Tandem mass spectrometers (MS/MS) use multiple quadrupoles in series. One typical configuration is to use three quadrupoles. The first and third (denoted Q1 and Q3) use combinations of charge and frequencies as described above (see section on ‘Quadrupole Analysers’). The second quadrupole, denoted q2 (in smaller case), serves as a collision cell with an inert gas (e.g. nitrogen). On entry into q2, ions collide with the inert gas, and fragment into smaller product ions which then pass through Q3 and hit a detector.
In the case of morphine and hydromorphone, q2 entry produces stable product ions (m/z of 153 for the former and 157 for the latter). After this, setting the Q3 charge and frequency to first transmit the product ion for morphine and then change the charge/frequency settings to transmit the hydromorphone product ion results in a way to measure and differentiate between the two compounds. This approach is also known as multiple reaction monitoring (MRM) and allows a mass spectrometer to scan faster – by targeting specific m/z set points rather than a broad range.
Ion suppression/enhancement and ion ratios
Ion suppression and enhancement are two of the most common problems facing MS. These occur when a substance in a sample interferes with the ionization process of the analytes. These can range from matrix molecules to co-eluting compounds. For example, components in the sample with lower volatility can reduce the efficiency of solvent evaporation, resulting in reduced ion formation.
There are several options to reduce or eliminate such interference, including mobile phase additives to aid ionization.
Another approach is to use ion ratios. When analytes of interest are present alongside structurally similar compounds in complex matrices, interference risks rise due to co-eluting molecules with identical mass. However, ion ratios seek to monitor multiple m/z transitions for each analyte and determine ratios of chromatographic peak area for more abundant fragments to less abundant ones. The use of ion ratios further enhances the specificity of MS.
The future
Endocrinology
Although industry has sought to use antibody-mediated detection to overcome the inherent limitations of immunoassays in identifying proteins and small molecules, these have yet to be meaningfully eradicated.
Rising interest in (regular and more-frequent) testing for vitamin D has also driven implementation of LC-MS/MS (liquid chromatography-tandem mass spectrometry), which separates vitamin D2 from vitamin D3 and provide information on its epimeric form. This is not possible with existing immunoassays.

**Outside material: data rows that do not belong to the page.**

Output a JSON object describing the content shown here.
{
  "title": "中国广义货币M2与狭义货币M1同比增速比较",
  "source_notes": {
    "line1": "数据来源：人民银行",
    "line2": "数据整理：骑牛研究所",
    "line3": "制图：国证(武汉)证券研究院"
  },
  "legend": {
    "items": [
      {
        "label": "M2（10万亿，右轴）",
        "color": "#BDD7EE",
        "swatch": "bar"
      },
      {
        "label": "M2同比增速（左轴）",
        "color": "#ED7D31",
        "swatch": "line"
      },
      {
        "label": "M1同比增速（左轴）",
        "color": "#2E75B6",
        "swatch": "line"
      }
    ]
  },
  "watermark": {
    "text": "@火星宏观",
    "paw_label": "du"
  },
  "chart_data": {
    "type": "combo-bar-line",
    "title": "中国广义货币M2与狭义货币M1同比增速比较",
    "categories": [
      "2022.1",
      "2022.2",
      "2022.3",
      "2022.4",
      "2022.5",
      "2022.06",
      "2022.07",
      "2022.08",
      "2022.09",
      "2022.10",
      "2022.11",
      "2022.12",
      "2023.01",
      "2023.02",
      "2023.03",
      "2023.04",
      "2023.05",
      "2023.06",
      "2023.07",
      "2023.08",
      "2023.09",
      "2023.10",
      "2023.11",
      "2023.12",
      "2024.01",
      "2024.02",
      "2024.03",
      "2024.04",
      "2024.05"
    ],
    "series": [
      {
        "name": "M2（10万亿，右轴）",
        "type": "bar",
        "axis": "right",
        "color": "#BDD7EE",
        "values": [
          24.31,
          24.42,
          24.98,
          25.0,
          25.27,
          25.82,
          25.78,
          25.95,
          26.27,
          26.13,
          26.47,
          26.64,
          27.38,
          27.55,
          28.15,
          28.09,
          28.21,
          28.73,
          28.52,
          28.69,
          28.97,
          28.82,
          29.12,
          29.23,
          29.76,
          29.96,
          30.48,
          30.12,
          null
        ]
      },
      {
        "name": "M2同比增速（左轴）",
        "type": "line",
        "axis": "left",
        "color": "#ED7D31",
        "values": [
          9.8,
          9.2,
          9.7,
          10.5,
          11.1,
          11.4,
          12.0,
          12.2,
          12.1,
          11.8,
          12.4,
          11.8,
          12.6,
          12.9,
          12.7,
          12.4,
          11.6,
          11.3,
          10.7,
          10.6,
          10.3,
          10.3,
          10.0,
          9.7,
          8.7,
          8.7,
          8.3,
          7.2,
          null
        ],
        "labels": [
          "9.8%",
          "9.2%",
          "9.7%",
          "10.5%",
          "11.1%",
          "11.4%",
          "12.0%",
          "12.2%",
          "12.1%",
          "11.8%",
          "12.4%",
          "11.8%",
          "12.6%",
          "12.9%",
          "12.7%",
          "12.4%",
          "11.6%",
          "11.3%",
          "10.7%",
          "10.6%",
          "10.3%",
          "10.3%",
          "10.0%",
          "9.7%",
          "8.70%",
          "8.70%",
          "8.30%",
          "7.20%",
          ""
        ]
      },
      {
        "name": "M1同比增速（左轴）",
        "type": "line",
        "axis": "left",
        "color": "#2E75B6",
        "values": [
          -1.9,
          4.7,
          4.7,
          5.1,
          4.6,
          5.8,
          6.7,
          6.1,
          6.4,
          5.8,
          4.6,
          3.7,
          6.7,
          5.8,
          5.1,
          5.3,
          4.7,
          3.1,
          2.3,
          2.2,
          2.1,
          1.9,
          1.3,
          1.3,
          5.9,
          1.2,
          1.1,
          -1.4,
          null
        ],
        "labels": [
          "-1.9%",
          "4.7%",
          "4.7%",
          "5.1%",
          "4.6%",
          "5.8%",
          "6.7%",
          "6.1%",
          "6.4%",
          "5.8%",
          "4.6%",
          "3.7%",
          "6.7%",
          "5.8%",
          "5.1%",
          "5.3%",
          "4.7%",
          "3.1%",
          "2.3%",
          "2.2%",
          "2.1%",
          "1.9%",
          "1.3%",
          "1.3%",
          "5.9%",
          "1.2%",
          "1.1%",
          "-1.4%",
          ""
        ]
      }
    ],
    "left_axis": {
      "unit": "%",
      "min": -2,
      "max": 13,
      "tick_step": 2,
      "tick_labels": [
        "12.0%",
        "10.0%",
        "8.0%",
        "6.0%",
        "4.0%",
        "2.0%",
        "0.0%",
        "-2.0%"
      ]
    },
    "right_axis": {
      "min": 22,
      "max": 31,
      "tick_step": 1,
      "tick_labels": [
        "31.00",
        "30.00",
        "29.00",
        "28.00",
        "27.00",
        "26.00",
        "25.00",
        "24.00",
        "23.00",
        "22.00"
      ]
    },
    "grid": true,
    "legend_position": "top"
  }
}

Meanwhile, although steroid hormone assays for diagnostic and forensic testing continue to grow, a lack of specificity and accuracy at low concentrations has hampered the diagnosis of endocrine disorders. This has led several medical groups to recommend mass spectrometry as the preferred method of analysis, in spite of the high degree of technical competence, skill and experience required to achieve meaningful results.
Metabolomics
Measurements of the genome and proteome need to be accompanied by quantified data on the metabolome to comprehend differences between disease and healthy status, and provide meaningful diagnosis and monitoring of disease. One of the fastest growing areas for MS in metabolomics is the screening of newborns.
Protein analysis
The success of MS in precise measurement of small molecules has driven interest in using it for peptide and protein analysis for diagnostic testing. In spite of some challenges, quantitative proteomics (covering factors such as isotope dilution and m/z transitions) is an especially exciting application for mass spectrometry.